School work has me bogged down a bit. I love my drawing class and the teacher often pushes me to excel. She has this way about her that makes me strive to out preform myself on a regular occasion. Maybe I’m drawn to people like this because I know that there is no limit when it comes to the accomplishments I choose to achieve or maybe I’m just a little sick in the head and enjoy a little torture every now and again.hehehe maybe all the above. I work well under pressure and I love a hard deadline. I have a inDesign class from a prof I’ve had before and she speaks like she doesn’t breath air between thoughts. I adore her, that is when I understand what it is I’m doing. Her expectations are not too high for me so I find that it is my own need to push when she does not. Funny how that works huh. She is so kind and understanding yet I am not when it comes to my inner voice. I wonder at times if it is Advertising that I will blossom into or if I will fall backwards into my comfort zone of personal pleasure. I feed off of both.
Oh, The drawings you see are to be rendered before the end of the quarter, they only served a purpose for a daily grade at the moment. Both were 1 1/2 hour sketches at these point on freaking huge paper, the print out you see is 8.5 X 11. When my final comes I will need to choose 5 completely rendered drawings for my grade, very hard choice but I favor drawing bones over flowers any day. It is the texture and difficulty that amazes me and the duration that one drawing can absorb my mind I guess. Any who……
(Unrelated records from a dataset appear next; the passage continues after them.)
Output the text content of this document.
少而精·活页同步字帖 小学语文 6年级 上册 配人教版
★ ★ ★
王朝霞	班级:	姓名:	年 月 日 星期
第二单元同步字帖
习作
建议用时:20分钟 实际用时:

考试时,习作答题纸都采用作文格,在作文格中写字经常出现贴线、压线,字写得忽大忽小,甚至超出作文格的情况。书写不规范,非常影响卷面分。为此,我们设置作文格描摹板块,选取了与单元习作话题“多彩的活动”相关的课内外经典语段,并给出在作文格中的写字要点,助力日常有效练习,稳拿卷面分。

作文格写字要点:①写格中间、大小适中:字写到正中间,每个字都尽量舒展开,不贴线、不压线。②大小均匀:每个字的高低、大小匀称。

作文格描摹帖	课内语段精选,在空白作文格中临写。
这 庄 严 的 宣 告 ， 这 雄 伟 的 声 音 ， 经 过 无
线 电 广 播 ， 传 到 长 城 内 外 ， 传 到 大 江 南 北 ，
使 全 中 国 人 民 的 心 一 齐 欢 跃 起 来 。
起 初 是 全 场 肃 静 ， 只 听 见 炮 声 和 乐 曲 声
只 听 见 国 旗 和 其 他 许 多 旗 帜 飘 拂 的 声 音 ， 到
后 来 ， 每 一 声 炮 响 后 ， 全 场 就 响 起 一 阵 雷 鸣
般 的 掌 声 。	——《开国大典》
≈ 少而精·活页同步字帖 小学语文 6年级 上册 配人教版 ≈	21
I’ll try to share more about my classes.
- Psychology prof is crazy smart and thinks I can hang with the big boys when it comes to molecular chemistry but I’m telling ya, I don’t like to read scientific mags nor to I enjoy discussing the the way voles portray a humans nature of sexual monogamy when exposed to certain biological chemistries. Blah…. Just that fact that I know what I’m writing right know makes me queazy. The essays are ok, he can read my hand writing(lol says he can) and my spelling does not send him into convulsions but I’ll blow him away when I get to present my lecture on sex. lol NO! I didn’t ask for the topic but if i had the chance their would be no better choice. I think I’ll grab a bag of candies and throw them at the sudents who can stay with me and follow with enthusiasm. Why not? it worked well when I would speak about telecom jargon when I worked in that field. Funny how enthused grown men get when chocolate is involved. lol
- Illustrator prof is full on!!!! He won the first MTV reality show for Engine Room. Dude rocks! and he’s yummy too. He get so excited when he teaches that I can’t help but to listen. Oh, and he too does not play well with others. lol That is a kindred sprit for sure. Self portrait is due next week ( this is an open concept btw). I’m thinking my hand, yeah I have a thing about hands, with my eyes embedded in the palm or my mouth wide open with my eyes peaking out? idk I want some thing a little off cause that’s just a more accurate representation of who I am. It would be painfully boring to draw myself realistically. Red hair, green eyes and eyes that see the unseen….. I live it… why reproduce it?
- Drawing prof, She’s a rocker that paints all her concerts. I’ve been to one of her shows and it was a true feast for my sense. her expressive movement dances across her work and it feels like you are there amongst the crowd listening to the music that reverberates within your heart long after you’ve walked away.
- inDesign prof (Digital Layout), well, I will grow up to be like her. One of these days this computer jargon will roll off my tongue just like it does when I speak about art. the fact that I must create a 12 page mag spread in the next few days is not daunting If my WordPress friends don’t mind me asking to use them for the spread. hint hint hint……
- ok I’m done. back to home work, just letting ya know i’m reading your words and following your blogs even if you do not feel my words flowing through you right now.